実際に私たちは、重力に対してカラダを支えながら、立って動いています。
走る動作も同じように、重力に耐えながらカラダをコントロールする動きの連続です。
そのため、ウォーミングアップでは、ゆるめることに加えて、重力に対してカラダを支えながら動かすことが重要です。
例えば、
・立った状態で関節を動かす
・体重を支えながらコントロールする
・片足でバランスを取る など
こうした要素を取り入れることで、「動けるカラダ」の状態に近づいていきます。
走る前におすすめのウォーミングアップ
今回は、実際に私が行っていた種目の中から、カラダを動かしやすい状態に整えるエクササイズを2つご紹介します。
まずは、重力の影響が少ない姿勢で動き作りをすることで、その後の「立って動く」動作がスムーズになります。
① 胸椎のエクササイズ
腕振りと連動して必要になる、上半身のねじれの動きのエクササイズです。
正しく胸椎が回旋することで、肩甲骨をすくめるような動き(挙上)を抑え、上半身の力みを減らすことにつながります。

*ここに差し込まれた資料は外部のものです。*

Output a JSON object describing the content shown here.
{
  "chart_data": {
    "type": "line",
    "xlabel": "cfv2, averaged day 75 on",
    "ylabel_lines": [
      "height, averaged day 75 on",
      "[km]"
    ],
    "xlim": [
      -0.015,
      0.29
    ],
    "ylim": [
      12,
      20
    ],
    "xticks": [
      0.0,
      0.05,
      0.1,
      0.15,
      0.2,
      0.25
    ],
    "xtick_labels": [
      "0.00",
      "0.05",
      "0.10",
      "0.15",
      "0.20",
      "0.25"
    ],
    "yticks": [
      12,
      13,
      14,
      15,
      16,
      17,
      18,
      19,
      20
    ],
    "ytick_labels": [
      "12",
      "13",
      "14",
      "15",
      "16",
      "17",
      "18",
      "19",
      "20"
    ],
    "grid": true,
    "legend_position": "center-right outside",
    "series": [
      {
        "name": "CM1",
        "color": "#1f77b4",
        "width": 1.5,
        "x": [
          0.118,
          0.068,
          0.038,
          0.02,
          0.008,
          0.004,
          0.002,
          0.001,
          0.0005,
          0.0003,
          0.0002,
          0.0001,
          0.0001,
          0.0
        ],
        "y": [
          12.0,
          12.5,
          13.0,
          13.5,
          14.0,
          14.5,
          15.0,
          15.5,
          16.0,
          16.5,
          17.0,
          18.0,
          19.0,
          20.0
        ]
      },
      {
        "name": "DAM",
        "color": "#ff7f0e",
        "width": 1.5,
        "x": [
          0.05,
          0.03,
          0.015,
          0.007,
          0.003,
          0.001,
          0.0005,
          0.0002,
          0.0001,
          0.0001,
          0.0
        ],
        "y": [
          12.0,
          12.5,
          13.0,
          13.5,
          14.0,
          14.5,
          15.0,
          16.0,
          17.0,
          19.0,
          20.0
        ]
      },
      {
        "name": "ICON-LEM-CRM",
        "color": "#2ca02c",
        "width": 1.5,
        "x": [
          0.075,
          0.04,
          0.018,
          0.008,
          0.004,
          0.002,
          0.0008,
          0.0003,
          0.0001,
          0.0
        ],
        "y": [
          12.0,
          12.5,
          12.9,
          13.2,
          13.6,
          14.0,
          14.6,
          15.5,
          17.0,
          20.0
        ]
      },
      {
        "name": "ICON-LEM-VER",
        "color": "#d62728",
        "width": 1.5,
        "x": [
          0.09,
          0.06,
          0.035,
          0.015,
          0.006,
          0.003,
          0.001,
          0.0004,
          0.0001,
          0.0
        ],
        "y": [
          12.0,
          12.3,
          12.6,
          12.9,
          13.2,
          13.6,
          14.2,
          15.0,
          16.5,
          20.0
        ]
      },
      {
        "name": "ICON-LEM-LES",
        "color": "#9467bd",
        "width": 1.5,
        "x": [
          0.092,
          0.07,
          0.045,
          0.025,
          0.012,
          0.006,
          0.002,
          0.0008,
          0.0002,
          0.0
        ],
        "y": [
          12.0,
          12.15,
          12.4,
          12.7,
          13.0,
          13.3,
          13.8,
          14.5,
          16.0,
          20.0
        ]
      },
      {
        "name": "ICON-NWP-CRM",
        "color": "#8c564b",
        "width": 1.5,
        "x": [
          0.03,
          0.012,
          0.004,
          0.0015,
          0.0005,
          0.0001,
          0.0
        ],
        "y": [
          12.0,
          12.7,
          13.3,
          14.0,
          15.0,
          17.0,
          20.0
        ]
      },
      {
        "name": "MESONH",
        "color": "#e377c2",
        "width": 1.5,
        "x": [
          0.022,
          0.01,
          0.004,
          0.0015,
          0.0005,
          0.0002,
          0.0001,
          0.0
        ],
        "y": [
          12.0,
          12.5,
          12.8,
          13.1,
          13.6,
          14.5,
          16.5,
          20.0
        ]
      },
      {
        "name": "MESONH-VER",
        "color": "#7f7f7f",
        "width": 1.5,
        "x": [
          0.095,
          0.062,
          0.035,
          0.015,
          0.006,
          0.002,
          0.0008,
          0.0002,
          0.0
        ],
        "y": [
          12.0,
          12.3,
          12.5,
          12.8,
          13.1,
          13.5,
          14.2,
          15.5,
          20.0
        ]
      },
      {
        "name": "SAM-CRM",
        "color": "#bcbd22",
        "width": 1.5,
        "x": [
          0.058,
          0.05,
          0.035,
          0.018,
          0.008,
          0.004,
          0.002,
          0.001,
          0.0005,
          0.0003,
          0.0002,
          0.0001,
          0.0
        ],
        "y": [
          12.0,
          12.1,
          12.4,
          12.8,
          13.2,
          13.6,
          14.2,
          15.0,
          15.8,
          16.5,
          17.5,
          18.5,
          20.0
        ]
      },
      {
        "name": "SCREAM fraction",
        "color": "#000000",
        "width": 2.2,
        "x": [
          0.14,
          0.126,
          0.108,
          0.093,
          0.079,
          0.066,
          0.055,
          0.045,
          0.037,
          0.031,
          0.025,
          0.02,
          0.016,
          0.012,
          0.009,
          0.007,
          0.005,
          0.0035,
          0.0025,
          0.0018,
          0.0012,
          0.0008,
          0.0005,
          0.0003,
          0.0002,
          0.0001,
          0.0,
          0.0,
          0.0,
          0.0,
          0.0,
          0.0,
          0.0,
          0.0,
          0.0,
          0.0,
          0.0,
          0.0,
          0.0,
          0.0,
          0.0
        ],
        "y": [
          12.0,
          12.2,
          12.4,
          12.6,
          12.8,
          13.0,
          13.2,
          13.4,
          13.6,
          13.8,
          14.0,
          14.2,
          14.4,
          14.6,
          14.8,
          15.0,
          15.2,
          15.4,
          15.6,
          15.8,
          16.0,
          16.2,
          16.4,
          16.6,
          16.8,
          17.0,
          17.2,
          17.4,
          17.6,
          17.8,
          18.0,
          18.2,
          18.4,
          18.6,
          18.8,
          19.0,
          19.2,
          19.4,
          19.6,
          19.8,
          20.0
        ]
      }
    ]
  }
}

その結果、腕振りがスムーズになり、全身を使って走りやすくなります。
エクササイズ動画
② 股関節のエクササイズ
走るときは、足を前に出すと同時に、反対側の腕を前に出す動きが起こります。
それに伴い、股関節も回旋しながら動いています。
このエクササイズでは、そうした股関節の回旋を含めた動きづくりをすることで、脚だけで頑張るのではなく、全身の連動の中でスムーズに動ける状態をつくります。
これらのエクササイズで動きづくりをした後は、立った状態で重力に対してカラダをコントロールすることが重要です。
例えば、片足でカラダを支えるような動き(片足スクワットなど)を取り入れるとおすすめです。
今回のハーフマラソンを通して、 ウォーミングアップひとつでカラダの動きやすさが大きく変わることを実感しました。
私自身、時間がないとウォーミングアップを簡単に済ませてしまうこともありましたが、 走る前に少しカラダを整えるだけでも、動きやすさは変わると感じています。
ケガを防ぐためにも、ぜひウォーミングアップを取り入れながら、スポーツを楽しんでみてください。